A First Measurement Study on Authentication Security in Real-World Remote MCP Servers
- Provides the first Internet-scale measurement of remote MCP authentication, validating 7,973 live servers and finding 40.55% expose tools without authentication.
- On a tested DCR-enabled subset of 119 servers, finds 325 confirmed flaw instances; every tested server had at least one flaw, and responsible disclosure yielded 9 CVEs.
- Useful now because MCP adoption is accelerating faster than its security hygiene, and protocol-layer weaknesses can lead to account takeover regardless of model quality.
- Particularly decision-relevant for teams deploying remote MCP with OAuth, DCR, or delegated authorization.

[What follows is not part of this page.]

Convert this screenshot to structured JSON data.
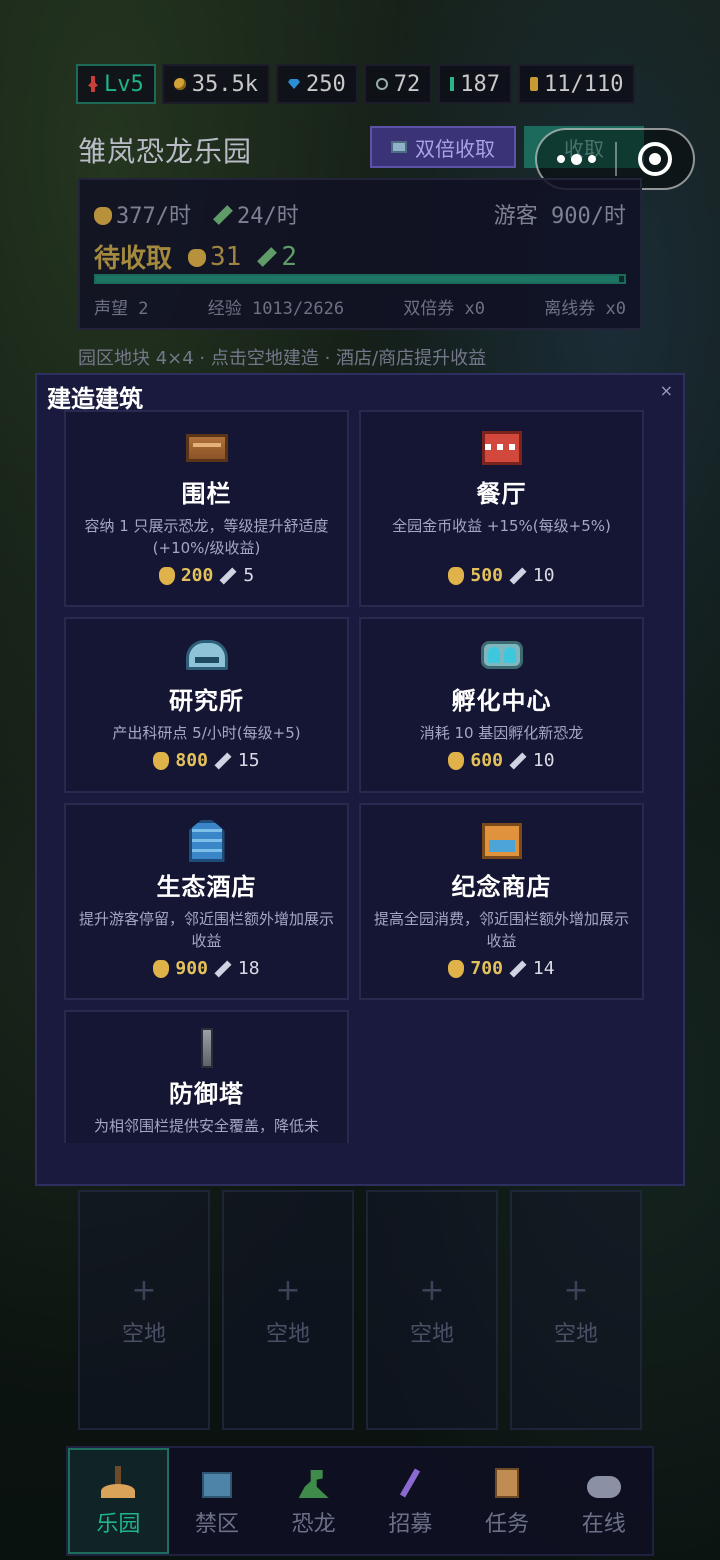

- Skeptical take: Coverage is limited to publicly discoverable assets and a manually verified subset, so enterprise/private deployments may differ.
5) Practical next steps
- Treat agent logs as a strategic asset: pilot ACC-style compilation for long-context training and measure whether direct evidence-token supervision improves your own retrieval/tool traces.
- If you train SWE or tool agents, add per-step groundedness and trajectory-efficiency filters; compare outcome-filtered SFT against P2T-style curated trajectories on both success rate and inference cost.
- Audit your evaluation stack for hidden confounders: run contamination checks with zero-CoT-style probes, add canaries to security benchmarks, and report tail-aware metrics where applicable.
- Red-team prompt-injection defenses with semantically camouflaged payloads and multi-turn fragmentation, not just explicit override strings.
- For production agents in deterministic environments, test harness-side interventions before retraining: action canonicalization, trajectory regulation, skill retrieval, and contract updates may yield faster wins.
- If your agents branch or search over stateful environments, benchmark checkpoint/rollback overhead explicitly; DeltaBox-style fast C/R or event-log forking can materially change feasible search depth.
- Move safety scoring closer to artifact/state changes: define unsafe predicates over files, configs, or tool actions rather than relying on refusal text alone.
- For multi-agent systems sharing latent state, evaluate reconstructability of shared KV artifacts and consider representation-level sanitization if latent communication is used.
- If you deploy RAG over dynamic sources, test stability/plasticity tradeoffs under evolving corruption; exact consistency selection plus lightweight memory may outperform static filters.
- Add multi-level observability: combine trace-level judges, node-level clustering, and replayable logs so failures can be localized and compared across harness/model variants.
Generated from per-paper analyses; no external browsing.